Scientists Develop Method to Levitate Water at 130°C, Proving Beneficial for Waste Heat Recovery

Scientists at Virginia Polytechnic Institute and State University have discovered a new approach to water levitation, a phenomenon studied three centuries earlier by Johann Gotlob Leidenfrost. This innovative method significantly reduces the temperature at which water droplets begin to levitate above a cooled surface, which increases the efficiency of heat dissipation in water cooling systems, like those found in nuclear reactors.

Understanding the Leidenfrost Effect

The so-called Leidenfrost Effect creates a layer of vapor between a liquid droplet and a superheated surface, acting as a thermal insulator and allowing the droplet to levitate above the surface. In critical situations, this can lead to steam explosions, which are dangerous in nuclear reactor operations and, generally, in cooling—the last thing anyone wants are surprise mishaps when operating equipment.

Researchers from Virginia aimed to create gentler conditions for heat transfer from the cooled liquid surface to decrease the risk of explosive vaporization, which increases as the medium heats up.

Exceeding Expectations

“We assumed that micropillars would alter the behavior of this well-known phenomenon [Leidenfrost Effect], but our results exceeded even our own imagination’ said Jingtao Cheng, a mechanical engineerfrom Virginia Polytechnic Institute and State University ‘The observed interactions between bubbles [vapor] and droplets are a major discovery in the field of heat transfer during boiling.”

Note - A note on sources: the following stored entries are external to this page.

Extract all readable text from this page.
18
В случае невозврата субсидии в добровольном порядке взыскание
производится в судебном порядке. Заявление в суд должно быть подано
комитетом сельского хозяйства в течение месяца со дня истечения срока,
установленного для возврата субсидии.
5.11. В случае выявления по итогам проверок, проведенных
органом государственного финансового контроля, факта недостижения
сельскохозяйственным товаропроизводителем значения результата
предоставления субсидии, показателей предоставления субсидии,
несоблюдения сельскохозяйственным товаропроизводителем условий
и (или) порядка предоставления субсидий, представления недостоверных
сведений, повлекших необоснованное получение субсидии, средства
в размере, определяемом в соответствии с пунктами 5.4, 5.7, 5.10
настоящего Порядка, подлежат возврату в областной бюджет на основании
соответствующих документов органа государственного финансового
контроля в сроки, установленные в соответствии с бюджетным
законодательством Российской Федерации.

The cooled surface prepared by the scientists consists of hundreds of tiny pillars with a height of about 0.08 mm. They are arranged in a grid pattern with a cell spacing of about 0.12 mm. When placed on this surface, a drop of water covers about 100 pillars. These pillars, embedded within the droplet, accelerate boiling. Consequently, the levitation effect is significantly faster, and occurs at a lower temperature of 130 °C, instead of approximately 230 °C for regular flat surfaces.

Application Across Industries

This breakthrough could be useful in many areas that employ liquid cooling, including the field of computers and especially supercomputers, which are increasingly being located at nuclear power stations due to their rising power consumption.